The best writing advice I’ve ever heard came from Stephen King: Write every day. Read every day.
I have been a failure at following that advice, but it still rings true. I do try to write or read every day in one way or another. So that’s something.
When I read, I read for enjoyment. I read for characters I like facing situations that test them. I read to be entertained, or moved, or surprised.
As a writer, everything I read goes into my head like used clothing into a thrift store. I mix and match outfits from hundreds of stories I’ve read, stir in my life experience, then try to put it together into an outfit that looks original.
But it’s not.
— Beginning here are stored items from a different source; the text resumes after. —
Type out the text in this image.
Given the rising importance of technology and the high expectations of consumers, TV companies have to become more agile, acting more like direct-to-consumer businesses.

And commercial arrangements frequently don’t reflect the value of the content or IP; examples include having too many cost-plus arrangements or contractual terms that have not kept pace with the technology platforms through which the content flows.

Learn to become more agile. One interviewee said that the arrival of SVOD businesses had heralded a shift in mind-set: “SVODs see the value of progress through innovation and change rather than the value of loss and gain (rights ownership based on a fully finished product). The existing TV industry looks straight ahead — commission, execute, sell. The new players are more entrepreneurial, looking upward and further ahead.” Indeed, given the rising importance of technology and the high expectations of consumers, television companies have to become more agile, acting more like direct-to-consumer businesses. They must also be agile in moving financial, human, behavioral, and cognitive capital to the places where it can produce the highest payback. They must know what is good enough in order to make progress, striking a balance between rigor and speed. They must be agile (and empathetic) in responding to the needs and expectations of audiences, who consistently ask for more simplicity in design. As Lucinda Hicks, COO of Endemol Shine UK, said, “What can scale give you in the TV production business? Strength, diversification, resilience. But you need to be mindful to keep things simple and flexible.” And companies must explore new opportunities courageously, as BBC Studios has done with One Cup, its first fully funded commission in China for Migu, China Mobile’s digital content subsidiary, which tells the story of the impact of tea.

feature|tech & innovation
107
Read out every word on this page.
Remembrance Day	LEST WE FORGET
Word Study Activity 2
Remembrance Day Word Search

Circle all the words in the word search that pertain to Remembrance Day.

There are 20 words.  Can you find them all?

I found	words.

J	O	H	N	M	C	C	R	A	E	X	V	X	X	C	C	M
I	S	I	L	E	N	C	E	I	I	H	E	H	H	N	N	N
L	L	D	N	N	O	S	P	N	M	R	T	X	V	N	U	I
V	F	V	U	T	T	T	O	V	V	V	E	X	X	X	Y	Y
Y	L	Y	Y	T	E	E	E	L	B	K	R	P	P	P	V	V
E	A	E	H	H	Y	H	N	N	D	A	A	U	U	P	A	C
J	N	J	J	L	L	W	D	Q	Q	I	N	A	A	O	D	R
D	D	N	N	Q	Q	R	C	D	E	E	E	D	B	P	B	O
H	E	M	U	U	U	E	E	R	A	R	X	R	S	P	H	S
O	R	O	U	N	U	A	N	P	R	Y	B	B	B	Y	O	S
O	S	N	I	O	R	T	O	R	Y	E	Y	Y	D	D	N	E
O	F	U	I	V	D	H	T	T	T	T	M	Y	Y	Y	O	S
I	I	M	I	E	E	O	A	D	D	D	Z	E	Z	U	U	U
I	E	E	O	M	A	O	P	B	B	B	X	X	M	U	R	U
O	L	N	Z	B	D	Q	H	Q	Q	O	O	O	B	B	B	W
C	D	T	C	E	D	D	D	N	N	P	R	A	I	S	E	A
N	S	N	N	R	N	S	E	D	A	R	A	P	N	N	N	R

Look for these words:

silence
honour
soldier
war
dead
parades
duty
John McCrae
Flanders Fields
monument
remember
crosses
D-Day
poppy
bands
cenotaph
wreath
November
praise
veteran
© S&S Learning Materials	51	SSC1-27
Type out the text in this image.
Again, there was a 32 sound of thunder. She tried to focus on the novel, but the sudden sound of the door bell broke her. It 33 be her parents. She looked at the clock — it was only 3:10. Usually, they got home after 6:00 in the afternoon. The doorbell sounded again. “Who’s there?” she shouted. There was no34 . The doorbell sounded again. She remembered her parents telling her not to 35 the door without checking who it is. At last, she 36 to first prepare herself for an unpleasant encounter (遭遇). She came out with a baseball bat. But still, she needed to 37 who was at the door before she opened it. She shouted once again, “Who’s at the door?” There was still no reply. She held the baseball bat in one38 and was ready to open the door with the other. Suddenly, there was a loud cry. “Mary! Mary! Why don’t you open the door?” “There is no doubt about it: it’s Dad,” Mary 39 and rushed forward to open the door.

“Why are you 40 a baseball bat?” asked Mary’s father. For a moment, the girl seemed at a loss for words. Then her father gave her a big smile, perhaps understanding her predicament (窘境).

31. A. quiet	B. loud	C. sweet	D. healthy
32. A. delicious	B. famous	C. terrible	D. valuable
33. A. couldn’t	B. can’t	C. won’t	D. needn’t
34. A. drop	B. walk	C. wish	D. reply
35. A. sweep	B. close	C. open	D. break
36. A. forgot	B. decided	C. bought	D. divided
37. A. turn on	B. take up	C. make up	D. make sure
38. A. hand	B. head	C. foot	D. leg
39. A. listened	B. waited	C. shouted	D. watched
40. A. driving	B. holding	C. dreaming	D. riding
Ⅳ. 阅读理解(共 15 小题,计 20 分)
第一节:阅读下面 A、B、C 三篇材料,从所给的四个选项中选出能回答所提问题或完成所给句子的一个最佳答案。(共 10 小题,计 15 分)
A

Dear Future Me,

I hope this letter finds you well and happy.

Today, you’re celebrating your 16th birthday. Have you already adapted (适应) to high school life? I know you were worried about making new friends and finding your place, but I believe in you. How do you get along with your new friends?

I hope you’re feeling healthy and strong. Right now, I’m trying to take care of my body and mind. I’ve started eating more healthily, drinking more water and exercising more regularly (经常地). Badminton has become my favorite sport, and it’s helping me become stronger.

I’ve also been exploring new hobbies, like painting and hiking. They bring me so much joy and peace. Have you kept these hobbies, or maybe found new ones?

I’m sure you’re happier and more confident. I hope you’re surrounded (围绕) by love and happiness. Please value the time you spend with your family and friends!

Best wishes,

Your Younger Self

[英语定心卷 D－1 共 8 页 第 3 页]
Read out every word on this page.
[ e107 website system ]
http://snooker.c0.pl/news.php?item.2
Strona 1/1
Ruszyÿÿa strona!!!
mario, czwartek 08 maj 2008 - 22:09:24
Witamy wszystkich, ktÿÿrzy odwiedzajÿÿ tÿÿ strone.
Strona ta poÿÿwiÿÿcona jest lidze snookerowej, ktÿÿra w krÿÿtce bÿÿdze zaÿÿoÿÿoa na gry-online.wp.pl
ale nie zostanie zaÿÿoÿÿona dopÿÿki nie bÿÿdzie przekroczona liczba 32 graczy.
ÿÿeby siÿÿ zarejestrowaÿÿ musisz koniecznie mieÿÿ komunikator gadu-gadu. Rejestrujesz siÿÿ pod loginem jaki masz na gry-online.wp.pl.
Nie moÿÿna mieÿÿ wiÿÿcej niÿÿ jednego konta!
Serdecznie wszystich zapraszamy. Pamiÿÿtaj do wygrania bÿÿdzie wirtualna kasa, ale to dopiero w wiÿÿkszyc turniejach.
Very little (besides maybe Charlie Kaufman) is truly original.
I had the idea to revisit Neil Gaiman’s Sandman recently. To reread it in its entirety, this time with an eye for what I could constructively pull out of it to help me improve my craft. Intuitively, the series is in my brain. But I wondered what I could learn if I took a systematic approach. I even wondered if I COULD create a systematic approach? At the very least, I would read it with a goal in mind.
The more I thought of it, this project seemed like something that might be valuable for you to read, too. Not to mention more fun for me if I shared what I found. Two birds, baby!
There will be Spoilers. This is a reread. I will run across seeds being planted early that do not bear fruit for dozens of issues. And I will be pointing them out immediately.
So I do not recommend reading these essays until you’ve completed reading the series yourself. Gaiman’s story is constructed extremely well and many things that seem inconsequential end up being incredibly important by the end.
If I’m going to mention them, I have to mention them when they first pop up, because that is where we can learn from Gaiman. In the planting of the seed.
Don’t expect heavy criticism. Sandman is part of my Mount Rushmore of comic series (along with Bone and Locke&Key – still waiting on a fourth). If you’re looking for someone to tell you where Gaiman messed up, I’m probably not your guy. I won’t pretend to like things I don’t, just don’t expect me to find much to criticize.
Enjoy myself. This is one of my favorite series of all time. Throwing myself back into it is like Br’er Rabbit throwing himself into the brier patch.
Find actionable tips on the page in order to improve my writing. Share those tips with you in the hopes the resonate with you as well.
Post at least once a week. I’d love to do more, and might, but I don’t want to set myself up for failure.
I really hope this is worthwhile for you and me. If you want to read with me that would be great. If you want to send in a guest blog, that would be super-great! Let’s have some fun!